Chapter 12, Extending the Database, introduces a handy way to plug new functionalities into your cluster – extensions. This chapter will show you what an extension is, how to get and install an extension, and how to search for already available extensions in the PostgreSQL ecosystem.

Chapter 13, Indexes and Performance Optimization, addresses the fact that optimizing for performance is an important task for every database administrator. Indexes are fast ways to let the database access the most commonly used data, but they cannot be built on top of everything because of their maintenance costs. The chapter presents the available index types, then it explains how to recognize tables and queries that could benefit from indexes and how to deploy them. Thanks to tools such as explain and autoexplain, you will keep your queries under control.

Chapter 14, Logging and Auditing, tackles questions such as What is happening in the database cluster? What happened yesterday?
Having a good logging and auditing ruleset is a key point in the administration of a database cluster. The chapter presents you with the main options for logging, how to inspect logs with external utilities such as pgFouine, and how to audit your cluster (in a way that can help you make it compliant with GDPR).

Chapter 15, Backup and Restore, broaches the fact that things can go wrong, and in such cases, you need a good backup to promptly restore in order for your database to always be available.
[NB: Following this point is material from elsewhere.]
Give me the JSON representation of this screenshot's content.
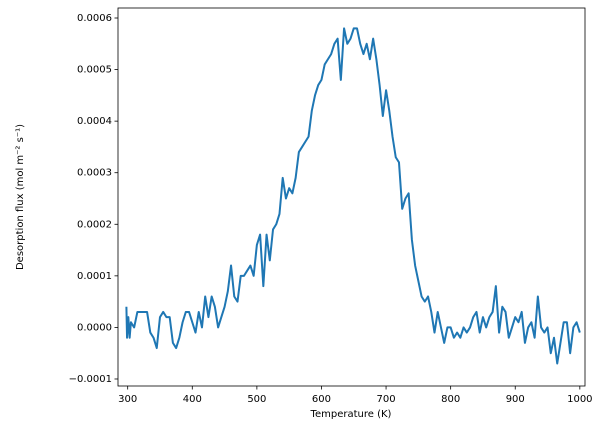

The chapter presents the basic and most common ways to back up a single database or a whole cluster, as well as how to do archiving and point-in-time recovery. External tools such as Barman and pg BackRest will be introduced.

Chapter 16, Configuration and Monitoring, presents the cluster catalog, the way in which PostgreSQL exports its own internal status. It does not matter how finely you tuned your cluster, you need to monitor it to understand and promptly adjust it to incoming needs. Knowing the catalog is fundamental for a database administrator, in order to be able to see what is going on in the live system. Thanks to special extensions, such as pg_stat_activity, you will be able to monitor in real time what your users are doing against the database.

Chapter 17, Physical Replication, covers built-in replication, a mechanism that allows you to keep several instances up and in sync with a single master node, which PostgreSQL has supported since version 9. Replication allows scalability and redundancy, as well as many other scenarios such as testing and comparing databases. This chapter presents so-called "physical replication," a way to fully replicate a whole cluster over another instance that will continuously follow its leader. Both asynchronous and synchronous replication, as well as replication slots, will be presented.

Chapter 18, Logical Replication, covers logical replication, which allows very fine-grained replication specifying which tables have to be replicated and which don't – supported by PostgreSQL since version 10. This, of course, allows a very new and rich scenario of data sharing across different database instances. The chapter presents how logical replication works, how to set it up, and how to monitor the replication.

Chapter 19, Useful Tools and Useful Extensions, is to be considered as an appendix to the book. In this chapter, we will talk about some tools and some extensions that allow the DBA to maximize the work done while minimizing the effort.

Chapter 20, Toward PostgreSQL 13, looks at the latest version of the database – PostgreSQL 13, which at the time of writing is in the beta-2 state. This chapter presents the main changes and highlights the differences between PostgreSQL 12 and version 13, and looks at how to upgrade to the new production-ready version once it is available.